Prólogo

Pesadilla diurna

Algunos días sueño con el momento que pasé en el alma de Marianne. ¿O fue el momento en que ella pasó dentro de mí? La verdad es que fue horrible, pero en los sueños resulta maravilloso. Me siento poderosa. Otra alma resplandeciendo sobre la mía como la seda, susurrándome en mi cabeza.

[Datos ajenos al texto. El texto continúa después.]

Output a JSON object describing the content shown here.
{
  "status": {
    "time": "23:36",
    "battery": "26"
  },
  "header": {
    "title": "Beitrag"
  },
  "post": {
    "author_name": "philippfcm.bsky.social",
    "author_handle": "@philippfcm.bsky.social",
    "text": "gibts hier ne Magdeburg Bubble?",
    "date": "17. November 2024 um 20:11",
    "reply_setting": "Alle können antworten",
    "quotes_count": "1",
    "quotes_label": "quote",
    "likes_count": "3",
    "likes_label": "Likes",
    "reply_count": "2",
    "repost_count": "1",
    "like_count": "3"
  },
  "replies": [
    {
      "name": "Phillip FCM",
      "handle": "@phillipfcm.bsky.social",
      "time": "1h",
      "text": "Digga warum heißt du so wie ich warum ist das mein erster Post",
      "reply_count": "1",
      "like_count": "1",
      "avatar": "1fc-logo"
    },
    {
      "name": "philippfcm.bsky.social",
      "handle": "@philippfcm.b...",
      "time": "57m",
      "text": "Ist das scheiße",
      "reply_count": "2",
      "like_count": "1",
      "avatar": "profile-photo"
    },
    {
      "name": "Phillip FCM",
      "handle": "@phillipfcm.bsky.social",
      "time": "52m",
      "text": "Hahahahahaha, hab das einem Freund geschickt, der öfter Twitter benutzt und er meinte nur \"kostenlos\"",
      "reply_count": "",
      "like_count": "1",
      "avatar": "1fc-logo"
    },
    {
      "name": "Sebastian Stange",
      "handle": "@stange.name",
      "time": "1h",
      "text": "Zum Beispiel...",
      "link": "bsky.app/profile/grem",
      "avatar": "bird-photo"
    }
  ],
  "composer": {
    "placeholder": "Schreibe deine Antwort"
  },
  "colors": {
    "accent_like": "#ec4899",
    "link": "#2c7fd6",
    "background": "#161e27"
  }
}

Miro a Nathan, que sigue comedido, hablando, inconsciente por el miedo y el hechizo que su Creador le ha lanzado, sangrando por las heridas que él mismo se ha grabado en la piel. Marianne se apoya con ternura sobre su marido, lo besa en la boca, lo calma. Y después el poder crece en mí y ella grita piedad dentro de mi cabeza. Lo único que veo es sangre y carne rasgada. Oscuridad y calidez con el olor a cobre de una vida decayendo lentamente, que aumenta mi deseo de sangre.

Ni siquiera bebo conscientemente. No siento ni saboreo la sangre, y aunque de algún modo sé que estoy soñando, es como si algo se escapara a mi entendimiento. Ojalá pudiera ver la imagen ampliada. Consumo sin beber, me lleno sin satisfacción. Y cuando alzo los ojos hacia la oscuridad que se evapora, veo el salón de baile donde Marianne se topó con su destino. Me rodean los cuerpos de gente que conozco: Nathan, Max, Bella, incluso viejos amigos que llevan tiempo muertos, como Cyrus y Ziggy. Su sangre está en mis manos. Su vida corre por mis venas. Sus gritos atormentados suenan por mi cabeza como la más dulce sinfonía que haya oído nunca.

Y entonces Jacob Seymour está ahí, sentado a la cabeza de la gigante mesa de comedor. Lleva una corona hecha de espinas y la sangre que gotea de sus heridas es negra y le mancha su cabello blanco y su brillante túnica dorada. Una enorme bandeja de plata cubre la mesa y recuerdo, en ese sueño que no refleja la realidad tal y como sucedió, pero que aun así logra catalogar todos los horrores que he conocido, lo que vendrá a continuación.

Aparece Clarence de la nada, con su regio rostro que oculta el odio que siente por la labor que desempeña, y levanta la tapadera. En la bandeja está Dahlia, con su pálida piel moteada de azul por la muerte y una alfombra de pétalos de rosa bajo sus rizos pelirrojos.

Y entonces, con las voces aún gritando en mi cerebro, me río. La sangre brota de mi boca y salpica el mantel, mis manos y mi regazo que, inexplicablemente, está cubierto por una voluminosa túnica a juego con el atuendo de Jacob.

Pero cuando despierto, estoy gritando.